For the axis “construct”, our classification system relies on the health outcomes model proposed by Wilson and Cleary [29]. A number of different models have been proposed [37, 57], but they lack both the widespread use and the empirical evidence that supports the Wilson and Cleary model. However, this endorsement is contingent on available evidence. Should other models be tested and proved valid, this may result in a need for considering different constructs.

The inclusion of constructs other than those included in the Wilson and Cleary model has been justified on theoretical grounds, but the available evidence supporting the model may not necessarily apply to them. Research using available techniques as structural equation modeling will be needed to confirm their inclusion [3135]. In particular, we used a slightly modified version of the model by Wilson and Cleary, substituting the original “overall quality of life” with the more specific “health related quality of life”. We did so as supported by empirical data, but one of the revised instruments was found to measure the first instead of the latter (see Box 1).

Finally, the work presented here represents only an initial step towards the development and adoption of a common classification system of PRO measures. The application of this system to a database including about 400 PRO instruments will be our next step [58]. This process will allow us to test the classifications system with a greater variety of instruments and will provide invaluable information about the generalizability of the method.

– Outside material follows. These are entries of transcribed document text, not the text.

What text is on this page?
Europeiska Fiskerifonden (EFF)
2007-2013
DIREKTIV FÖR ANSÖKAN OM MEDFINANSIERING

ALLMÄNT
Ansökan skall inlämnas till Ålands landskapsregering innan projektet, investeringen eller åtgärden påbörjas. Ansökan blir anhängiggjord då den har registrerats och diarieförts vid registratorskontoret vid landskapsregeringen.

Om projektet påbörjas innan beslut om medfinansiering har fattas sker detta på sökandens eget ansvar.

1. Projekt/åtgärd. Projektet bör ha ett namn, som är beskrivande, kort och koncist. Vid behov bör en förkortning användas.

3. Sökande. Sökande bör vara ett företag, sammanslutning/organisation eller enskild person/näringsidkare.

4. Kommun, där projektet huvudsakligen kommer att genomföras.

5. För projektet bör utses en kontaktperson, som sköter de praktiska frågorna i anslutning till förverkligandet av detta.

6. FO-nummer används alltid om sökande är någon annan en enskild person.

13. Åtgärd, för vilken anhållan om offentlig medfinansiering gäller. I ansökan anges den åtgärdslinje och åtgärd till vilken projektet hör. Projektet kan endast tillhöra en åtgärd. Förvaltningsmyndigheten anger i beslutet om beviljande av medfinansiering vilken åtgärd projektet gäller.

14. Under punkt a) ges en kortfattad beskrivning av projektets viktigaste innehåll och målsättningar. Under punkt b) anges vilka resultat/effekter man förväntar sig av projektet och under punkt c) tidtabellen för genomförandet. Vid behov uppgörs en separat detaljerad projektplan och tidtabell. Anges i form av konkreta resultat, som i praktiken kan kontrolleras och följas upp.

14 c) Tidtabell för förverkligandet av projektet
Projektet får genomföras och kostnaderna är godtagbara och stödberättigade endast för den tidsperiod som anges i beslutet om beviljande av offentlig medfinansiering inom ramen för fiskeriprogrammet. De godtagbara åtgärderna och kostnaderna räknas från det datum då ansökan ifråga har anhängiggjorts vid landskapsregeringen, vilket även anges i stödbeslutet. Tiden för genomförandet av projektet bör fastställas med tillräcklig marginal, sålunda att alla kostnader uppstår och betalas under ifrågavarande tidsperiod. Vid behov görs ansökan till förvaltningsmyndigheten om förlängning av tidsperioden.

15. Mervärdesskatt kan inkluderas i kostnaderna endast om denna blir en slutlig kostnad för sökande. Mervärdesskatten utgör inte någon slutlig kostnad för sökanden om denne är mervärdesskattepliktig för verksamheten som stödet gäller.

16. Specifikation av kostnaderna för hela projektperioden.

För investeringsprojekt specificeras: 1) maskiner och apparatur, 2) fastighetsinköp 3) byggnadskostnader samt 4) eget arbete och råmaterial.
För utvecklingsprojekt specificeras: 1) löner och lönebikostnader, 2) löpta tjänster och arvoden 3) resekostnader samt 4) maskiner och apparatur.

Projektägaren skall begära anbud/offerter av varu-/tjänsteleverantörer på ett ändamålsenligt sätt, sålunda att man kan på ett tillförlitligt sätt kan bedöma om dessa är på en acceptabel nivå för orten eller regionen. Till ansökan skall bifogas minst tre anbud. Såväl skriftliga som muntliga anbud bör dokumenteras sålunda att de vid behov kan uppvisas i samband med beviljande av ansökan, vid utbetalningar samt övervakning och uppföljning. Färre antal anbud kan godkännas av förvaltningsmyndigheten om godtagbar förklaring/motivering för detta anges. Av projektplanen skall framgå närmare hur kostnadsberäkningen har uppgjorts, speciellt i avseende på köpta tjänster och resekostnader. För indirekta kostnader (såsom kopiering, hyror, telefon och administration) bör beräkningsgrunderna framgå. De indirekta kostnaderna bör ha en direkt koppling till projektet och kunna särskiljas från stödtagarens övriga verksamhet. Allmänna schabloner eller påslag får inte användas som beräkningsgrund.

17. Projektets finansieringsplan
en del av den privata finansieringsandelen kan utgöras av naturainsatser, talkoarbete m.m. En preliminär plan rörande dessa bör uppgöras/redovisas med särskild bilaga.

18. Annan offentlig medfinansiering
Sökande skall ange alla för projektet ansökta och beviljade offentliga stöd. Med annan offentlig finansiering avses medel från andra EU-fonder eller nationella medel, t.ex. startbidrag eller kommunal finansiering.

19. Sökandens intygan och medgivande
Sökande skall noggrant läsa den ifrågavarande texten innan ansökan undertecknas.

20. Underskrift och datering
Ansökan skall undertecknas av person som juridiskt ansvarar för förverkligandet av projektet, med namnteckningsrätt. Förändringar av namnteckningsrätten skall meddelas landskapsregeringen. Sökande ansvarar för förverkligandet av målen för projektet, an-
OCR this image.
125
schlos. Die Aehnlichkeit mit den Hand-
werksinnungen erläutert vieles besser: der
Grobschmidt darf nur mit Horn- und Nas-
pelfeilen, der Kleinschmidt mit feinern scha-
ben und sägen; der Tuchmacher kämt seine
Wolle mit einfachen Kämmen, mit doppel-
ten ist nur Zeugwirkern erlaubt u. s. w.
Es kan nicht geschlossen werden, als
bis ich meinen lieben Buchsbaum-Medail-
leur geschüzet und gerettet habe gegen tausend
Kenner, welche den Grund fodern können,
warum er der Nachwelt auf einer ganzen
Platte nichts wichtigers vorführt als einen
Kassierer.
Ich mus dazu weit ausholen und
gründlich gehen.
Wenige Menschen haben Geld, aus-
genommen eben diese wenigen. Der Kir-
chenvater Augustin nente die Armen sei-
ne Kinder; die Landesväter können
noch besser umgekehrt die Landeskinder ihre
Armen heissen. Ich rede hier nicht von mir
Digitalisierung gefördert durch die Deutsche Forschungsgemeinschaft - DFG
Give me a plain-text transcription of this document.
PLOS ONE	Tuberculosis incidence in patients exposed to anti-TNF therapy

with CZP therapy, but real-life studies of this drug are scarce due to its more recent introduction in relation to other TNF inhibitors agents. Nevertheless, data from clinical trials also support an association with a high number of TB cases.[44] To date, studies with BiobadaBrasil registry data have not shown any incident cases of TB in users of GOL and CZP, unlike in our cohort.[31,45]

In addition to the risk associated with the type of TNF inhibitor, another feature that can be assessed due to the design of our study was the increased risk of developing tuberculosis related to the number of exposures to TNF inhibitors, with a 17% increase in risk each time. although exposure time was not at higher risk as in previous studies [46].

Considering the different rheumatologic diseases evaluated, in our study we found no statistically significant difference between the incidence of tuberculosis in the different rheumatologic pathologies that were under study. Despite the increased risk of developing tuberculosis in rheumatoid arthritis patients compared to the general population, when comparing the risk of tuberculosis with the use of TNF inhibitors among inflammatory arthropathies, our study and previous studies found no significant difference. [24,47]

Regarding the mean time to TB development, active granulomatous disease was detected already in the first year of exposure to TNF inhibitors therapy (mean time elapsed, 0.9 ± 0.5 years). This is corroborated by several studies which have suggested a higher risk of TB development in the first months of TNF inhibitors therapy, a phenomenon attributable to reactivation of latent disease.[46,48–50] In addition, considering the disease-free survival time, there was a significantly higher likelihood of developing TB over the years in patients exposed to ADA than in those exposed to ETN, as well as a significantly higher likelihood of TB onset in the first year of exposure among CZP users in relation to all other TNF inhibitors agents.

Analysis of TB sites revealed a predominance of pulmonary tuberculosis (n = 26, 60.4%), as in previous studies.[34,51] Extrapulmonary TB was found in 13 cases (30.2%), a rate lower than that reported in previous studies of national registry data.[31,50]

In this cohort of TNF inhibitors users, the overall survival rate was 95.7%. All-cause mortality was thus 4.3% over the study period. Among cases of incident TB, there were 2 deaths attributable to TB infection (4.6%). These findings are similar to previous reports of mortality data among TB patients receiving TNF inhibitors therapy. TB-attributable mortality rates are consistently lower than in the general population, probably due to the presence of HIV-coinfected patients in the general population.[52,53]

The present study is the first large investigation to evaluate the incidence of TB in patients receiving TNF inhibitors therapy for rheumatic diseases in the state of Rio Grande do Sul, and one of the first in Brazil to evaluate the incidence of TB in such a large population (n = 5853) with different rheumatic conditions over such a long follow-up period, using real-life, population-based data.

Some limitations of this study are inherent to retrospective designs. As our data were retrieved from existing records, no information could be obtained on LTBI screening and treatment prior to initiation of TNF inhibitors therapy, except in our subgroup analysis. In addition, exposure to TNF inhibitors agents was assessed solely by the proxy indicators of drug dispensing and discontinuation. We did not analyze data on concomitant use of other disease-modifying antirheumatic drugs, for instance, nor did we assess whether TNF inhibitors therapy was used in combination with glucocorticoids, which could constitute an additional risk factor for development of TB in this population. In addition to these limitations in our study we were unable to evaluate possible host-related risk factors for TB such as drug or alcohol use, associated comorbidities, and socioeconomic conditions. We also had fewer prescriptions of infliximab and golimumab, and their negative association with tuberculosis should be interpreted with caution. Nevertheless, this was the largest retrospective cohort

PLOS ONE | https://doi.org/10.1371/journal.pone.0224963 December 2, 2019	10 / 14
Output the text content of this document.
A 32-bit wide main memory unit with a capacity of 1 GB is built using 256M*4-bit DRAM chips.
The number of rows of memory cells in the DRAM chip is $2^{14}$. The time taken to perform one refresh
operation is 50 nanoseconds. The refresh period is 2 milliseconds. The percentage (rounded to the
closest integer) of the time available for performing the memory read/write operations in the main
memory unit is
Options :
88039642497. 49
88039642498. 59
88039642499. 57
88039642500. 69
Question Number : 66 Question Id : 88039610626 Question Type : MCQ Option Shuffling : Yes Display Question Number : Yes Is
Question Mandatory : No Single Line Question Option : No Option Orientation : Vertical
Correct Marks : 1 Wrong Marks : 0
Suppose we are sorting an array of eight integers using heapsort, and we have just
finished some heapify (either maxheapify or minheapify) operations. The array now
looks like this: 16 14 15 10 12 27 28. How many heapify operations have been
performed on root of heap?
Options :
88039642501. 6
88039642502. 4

How to use the classification system

A common framework for classifying PRO measures will serve different purposes for a broad range of health professionals. Researchers, clinicians, administrators and policy makers are all confronted with decisions based on these measures in their everyday work. All of them have now been provided with a solid guide to a better understanding of the nature of the instruments and to the interpretation of the related literature. Moreover, the system provides the basic information for identifying the candidate pool of PRO instruments available for use. Clinicians will be hereby assisted also in the selection of PRO instruments in their clinical practice [59, 60]. Administrators and policymakers are currently encouraged to integrate outcomes with existing process measures in order to get the most comprehensive view of the performance of health services [61]. Researchers, finally, will find this proposal a useful tool for the identification of areas lacking instruments and other areas where there might be a surplus of instruments [47].

Once the potential user is aware of the basic information describing what the instrument is designed to measure, a necessary next step is to compare, among the candidate instruments, the evidence that supports the robustness and adequacy of each candidate instrument. To evaluate these characteristics, a number of existing guidelines including attributes and criteria of adequacy exist [7, 35]. The use in tandem of our proposed classification and the standard evaluation guidelines should facilitate the adequate use of PRO instruments in clinical research, management, and practice.

An additional intended consequence is to foster discussion for a common definition of the constructs [3]. As a matter of fact, the application of our proposal to well-known instruments has revealed that they are much more heterogenic in their nature than had been claimed by their developers. The time has come to make the efforts conducive to the construction and adoption of a common terminology [22].